– Послушай, подружка, тебе не удастся меня оставить. Я вырежу твое сердечко. В тебя воткнут, но только не то, на что ты надеешься, а перо, а я останусь в этом южном дерьме. Я теперь сижу в белом дерьме, – сказал он, поглядев на меня, и глаза его были бесцветны, как тюремная стена, – я купаюсь в этой плоти, – продолжал он, – жопа ты жопа, я приберегал ее для себя, все это белое дерьмецо, но она не белая, вовсе не белая, моя девка уже не белая, в ней теперь моя черная штука. Да, сэр, благодарю покорно, вы так щедры. Послушай, приятель, я заставил ее сделать аборт, потому что малыш был бы черный – черный, как я, и поэтому я теперь белый.
– Ты черножопый эгоист, – сказала Шерри. – Ты не белый, ты просто перестал быть черным. Вот почему ты по-прежнему черномазый, а мне вставил белый. Потому что я никогда не оглядываюсь. Когда дело сделано, оно сделано. Кончено.
Должно быть, какая-то доза марихуаны, носившаяся в воздухе, тронула и ее ноздри, потому что она говорила сильным злобным голосом, мужским голосом владельца мельницы или политикана из маленького южного городка – голосом своего брата, понял я.
– Думаешь, мы выстроили нашу белую дерьмовую цивилизацию на всепрощении? Вот уж нет! Все кончено, Шаго. Вали отсюда.
– Человече, – ответил он, – собери своих бесов, и пускай они вселятся в нас. Из твоего заднего прохода.
– Успокойся, парень, – сказала Шерри, – где твое хваленое спокойствие?
Ее лицо порозовело, глаза сияли, она выглядела лет на восемнадцать – юная, дерзкая и прекрасная. Они стояли, уставившись друг на друга.

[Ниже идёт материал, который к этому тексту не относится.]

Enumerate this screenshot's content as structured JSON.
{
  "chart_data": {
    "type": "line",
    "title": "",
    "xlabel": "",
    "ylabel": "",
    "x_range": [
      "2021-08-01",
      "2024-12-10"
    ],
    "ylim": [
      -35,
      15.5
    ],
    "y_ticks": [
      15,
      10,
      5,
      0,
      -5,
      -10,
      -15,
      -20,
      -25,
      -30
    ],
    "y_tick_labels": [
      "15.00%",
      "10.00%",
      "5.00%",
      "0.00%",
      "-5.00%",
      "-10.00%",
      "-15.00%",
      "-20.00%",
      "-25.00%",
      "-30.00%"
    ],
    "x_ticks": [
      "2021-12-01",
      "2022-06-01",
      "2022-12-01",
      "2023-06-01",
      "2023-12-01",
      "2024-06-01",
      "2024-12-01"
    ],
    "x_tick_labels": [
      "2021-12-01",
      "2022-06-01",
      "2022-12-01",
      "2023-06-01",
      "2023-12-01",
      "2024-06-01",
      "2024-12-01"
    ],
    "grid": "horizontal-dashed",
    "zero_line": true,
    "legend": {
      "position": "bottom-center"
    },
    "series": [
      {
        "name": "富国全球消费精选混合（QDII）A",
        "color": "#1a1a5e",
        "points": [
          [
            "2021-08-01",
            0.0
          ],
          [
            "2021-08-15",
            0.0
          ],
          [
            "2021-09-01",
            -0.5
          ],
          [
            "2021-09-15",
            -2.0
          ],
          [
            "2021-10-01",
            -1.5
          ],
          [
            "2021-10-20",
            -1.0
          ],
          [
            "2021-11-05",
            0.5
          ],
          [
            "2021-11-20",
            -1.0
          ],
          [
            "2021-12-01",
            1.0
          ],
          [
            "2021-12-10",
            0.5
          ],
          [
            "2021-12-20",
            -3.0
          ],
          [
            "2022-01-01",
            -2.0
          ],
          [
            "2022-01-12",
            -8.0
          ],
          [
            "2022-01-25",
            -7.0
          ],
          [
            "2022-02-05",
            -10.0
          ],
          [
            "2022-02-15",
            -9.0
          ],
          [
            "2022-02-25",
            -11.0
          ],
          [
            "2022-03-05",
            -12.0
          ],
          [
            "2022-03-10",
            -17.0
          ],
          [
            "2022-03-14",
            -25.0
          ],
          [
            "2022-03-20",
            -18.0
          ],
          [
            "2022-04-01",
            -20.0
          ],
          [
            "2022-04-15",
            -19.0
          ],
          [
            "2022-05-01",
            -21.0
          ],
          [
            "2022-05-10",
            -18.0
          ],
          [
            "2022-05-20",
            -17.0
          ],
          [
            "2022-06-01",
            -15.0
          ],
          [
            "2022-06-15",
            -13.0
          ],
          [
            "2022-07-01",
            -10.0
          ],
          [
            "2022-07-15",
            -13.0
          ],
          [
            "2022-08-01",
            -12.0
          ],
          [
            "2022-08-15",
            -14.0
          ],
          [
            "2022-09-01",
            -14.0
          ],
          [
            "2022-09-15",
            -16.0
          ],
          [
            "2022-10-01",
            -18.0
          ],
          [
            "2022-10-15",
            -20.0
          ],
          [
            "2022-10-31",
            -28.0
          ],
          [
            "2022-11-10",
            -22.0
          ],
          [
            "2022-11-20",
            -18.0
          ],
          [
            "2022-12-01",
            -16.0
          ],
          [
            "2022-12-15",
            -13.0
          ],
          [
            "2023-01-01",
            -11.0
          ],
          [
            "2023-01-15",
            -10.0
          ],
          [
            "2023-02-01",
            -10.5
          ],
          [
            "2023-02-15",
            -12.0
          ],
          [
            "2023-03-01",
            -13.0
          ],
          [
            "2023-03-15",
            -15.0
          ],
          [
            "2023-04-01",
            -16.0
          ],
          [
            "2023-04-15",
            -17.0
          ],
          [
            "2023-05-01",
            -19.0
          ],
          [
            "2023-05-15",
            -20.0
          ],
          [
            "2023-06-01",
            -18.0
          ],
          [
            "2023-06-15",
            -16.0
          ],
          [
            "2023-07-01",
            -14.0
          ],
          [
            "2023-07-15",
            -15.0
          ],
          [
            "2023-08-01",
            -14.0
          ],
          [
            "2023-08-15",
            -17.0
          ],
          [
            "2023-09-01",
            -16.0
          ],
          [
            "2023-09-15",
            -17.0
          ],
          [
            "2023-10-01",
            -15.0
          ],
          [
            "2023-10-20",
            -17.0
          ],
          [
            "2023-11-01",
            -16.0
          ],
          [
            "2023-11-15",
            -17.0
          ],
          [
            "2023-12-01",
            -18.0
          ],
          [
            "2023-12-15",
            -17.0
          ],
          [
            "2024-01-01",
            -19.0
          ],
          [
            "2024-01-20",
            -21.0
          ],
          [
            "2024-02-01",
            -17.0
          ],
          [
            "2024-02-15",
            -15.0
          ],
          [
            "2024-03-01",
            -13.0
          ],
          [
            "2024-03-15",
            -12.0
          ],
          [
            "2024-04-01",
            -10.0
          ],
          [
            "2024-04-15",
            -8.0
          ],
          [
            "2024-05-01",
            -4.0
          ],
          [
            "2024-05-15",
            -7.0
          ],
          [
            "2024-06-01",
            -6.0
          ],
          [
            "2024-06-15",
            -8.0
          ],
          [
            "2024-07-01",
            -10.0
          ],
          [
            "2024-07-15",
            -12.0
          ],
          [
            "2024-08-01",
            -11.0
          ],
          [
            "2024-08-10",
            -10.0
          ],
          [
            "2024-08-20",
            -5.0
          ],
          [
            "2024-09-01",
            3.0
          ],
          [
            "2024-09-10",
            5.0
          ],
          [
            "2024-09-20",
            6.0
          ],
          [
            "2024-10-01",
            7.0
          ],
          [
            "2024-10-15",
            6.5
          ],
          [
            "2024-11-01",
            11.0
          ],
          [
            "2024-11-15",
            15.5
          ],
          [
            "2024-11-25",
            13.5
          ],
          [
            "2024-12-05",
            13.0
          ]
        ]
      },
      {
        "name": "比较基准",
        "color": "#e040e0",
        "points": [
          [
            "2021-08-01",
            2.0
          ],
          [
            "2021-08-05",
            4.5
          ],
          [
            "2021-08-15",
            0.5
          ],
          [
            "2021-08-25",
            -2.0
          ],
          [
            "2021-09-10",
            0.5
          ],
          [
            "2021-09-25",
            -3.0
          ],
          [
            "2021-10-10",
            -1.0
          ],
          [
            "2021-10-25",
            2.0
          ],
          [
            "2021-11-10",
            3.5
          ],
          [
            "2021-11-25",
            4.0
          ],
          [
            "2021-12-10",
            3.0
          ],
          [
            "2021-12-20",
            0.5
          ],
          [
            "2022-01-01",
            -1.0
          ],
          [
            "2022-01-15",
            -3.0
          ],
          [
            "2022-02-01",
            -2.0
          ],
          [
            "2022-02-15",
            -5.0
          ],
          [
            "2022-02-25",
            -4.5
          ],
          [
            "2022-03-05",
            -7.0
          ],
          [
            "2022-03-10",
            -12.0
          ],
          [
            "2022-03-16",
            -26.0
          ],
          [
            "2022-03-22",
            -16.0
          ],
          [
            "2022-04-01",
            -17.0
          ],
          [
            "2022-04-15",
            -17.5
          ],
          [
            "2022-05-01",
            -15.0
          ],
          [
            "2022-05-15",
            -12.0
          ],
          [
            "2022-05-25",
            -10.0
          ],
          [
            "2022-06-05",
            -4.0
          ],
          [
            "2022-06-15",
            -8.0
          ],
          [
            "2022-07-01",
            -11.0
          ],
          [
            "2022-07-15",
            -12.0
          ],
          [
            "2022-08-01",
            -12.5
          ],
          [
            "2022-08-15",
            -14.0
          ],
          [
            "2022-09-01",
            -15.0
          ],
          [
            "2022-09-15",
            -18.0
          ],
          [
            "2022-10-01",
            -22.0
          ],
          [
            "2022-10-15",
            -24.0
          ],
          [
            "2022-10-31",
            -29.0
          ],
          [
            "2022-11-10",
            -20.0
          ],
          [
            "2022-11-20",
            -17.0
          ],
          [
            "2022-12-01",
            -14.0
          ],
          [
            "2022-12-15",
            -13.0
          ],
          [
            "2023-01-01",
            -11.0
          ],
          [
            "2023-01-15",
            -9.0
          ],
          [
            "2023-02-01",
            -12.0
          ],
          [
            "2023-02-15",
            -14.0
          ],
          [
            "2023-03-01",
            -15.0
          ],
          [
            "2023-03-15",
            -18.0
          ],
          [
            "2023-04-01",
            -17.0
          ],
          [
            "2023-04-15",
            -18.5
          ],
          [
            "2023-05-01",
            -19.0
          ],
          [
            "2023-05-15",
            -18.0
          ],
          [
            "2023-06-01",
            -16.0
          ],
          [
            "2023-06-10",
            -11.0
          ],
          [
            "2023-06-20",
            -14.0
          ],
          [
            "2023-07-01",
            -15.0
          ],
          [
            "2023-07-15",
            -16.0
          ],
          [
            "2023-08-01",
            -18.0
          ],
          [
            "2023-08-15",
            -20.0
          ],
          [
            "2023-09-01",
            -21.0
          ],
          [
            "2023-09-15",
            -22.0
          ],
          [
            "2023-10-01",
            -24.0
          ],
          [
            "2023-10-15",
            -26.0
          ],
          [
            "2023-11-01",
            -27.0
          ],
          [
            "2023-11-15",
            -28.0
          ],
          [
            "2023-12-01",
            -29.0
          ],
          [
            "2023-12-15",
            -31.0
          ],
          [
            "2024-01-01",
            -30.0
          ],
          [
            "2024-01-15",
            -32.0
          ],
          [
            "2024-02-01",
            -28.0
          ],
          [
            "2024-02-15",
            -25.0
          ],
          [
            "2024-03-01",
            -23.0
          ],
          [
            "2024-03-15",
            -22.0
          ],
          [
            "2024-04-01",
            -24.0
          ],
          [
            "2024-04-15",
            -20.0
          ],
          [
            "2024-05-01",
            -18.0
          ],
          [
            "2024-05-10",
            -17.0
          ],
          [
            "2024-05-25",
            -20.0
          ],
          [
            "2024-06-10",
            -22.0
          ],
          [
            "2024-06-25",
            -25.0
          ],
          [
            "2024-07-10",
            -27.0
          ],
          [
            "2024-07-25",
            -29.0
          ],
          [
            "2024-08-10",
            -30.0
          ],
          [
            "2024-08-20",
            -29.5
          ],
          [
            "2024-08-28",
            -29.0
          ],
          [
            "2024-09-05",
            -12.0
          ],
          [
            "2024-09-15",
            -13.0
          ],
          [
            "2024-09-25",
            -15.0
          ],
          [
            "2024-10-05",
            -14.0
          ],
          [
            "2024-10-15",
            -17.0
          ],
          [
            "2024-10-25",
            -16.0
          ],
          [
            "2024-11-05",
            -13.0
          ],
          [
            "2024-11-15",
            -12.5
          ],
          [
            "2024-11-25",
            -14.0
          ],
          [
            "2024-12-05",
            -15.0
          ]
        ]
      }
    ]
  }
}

– Спокуха! Я могу успокоить этого твоего профессора так, что он двадцать лет здесь не объявится. Послушай-ка, ты, – обратился он ко мне, – я ведь могу привести сюда свою армию. Могу тебе зубочистки под ногти загнать, понял? Я ведь на этой территории князь, понял? Но я пришел один. Потому что знаю эту сучку. Я знаю эту запродавшуюся мафии сучку, она ложилась под уголовников, под негров, под важных шишек, теперь она подцепила тебя, профессор, чтобы отсюда выбраться, ей надо кого-нибудь глупого и надежного, чтобы пальчики на ногах ей грел. Ты ведь небось уже целовал их, засранец? – И с этими словами он шагнул ко мне, уперся рукой мне в грудь и презрительно толкнул. – Сматывай отсюда, хер собачий! – И отвернулся, оставив запах марихуаны у меня на одежде. Давление у меня в затылке прошло само собой, мозг налился кровью, свет вдруг стал красным. Я схватил его сзади, обхватил руками за талию, поднял и швырнул наземь с такой силой, что его ноги зацепились за мои, и мы приземлились на пол, я стоял на коленях у него за спиной, сжимая его грудь и выдавливая воздух у него из легких, потом поднял его и грохнул оземь, еще раз поднял и еще раз грохнул. «Отпусти меня только, и я убью тебя, сука», – орал он, и был момент, когда я чуть было так не поступил. Я мог отпустить его, дать ему встать, и мы схватились бы лицом к лицу, но нечто в его голосе напугало меня – что-то вроде сирены, возвещающей о конце света, которую можно расслышать в детском плаче. Моя ярость взяла верх. Я поднимал его и грохал оземь уж не помню сколько раз: десять, пятнадцать, а может, и двадцать, я совершенно не контролировал себя, насилие, казалось, вырывалось из него каждый раз, когда я прижимал его к полу, и влетало в меня, я колотил его об пол, и это ужасом отдавалось у него в голове, я никогда и не подозревал, что могу быть таким сильным – сила радуется себе самой, – и вот он обмяк, и я отпустил его, отпустил, и он повалился на спину, стукнувшись затылком об пол, и звук, был такой, словно с ветки упало яблоко.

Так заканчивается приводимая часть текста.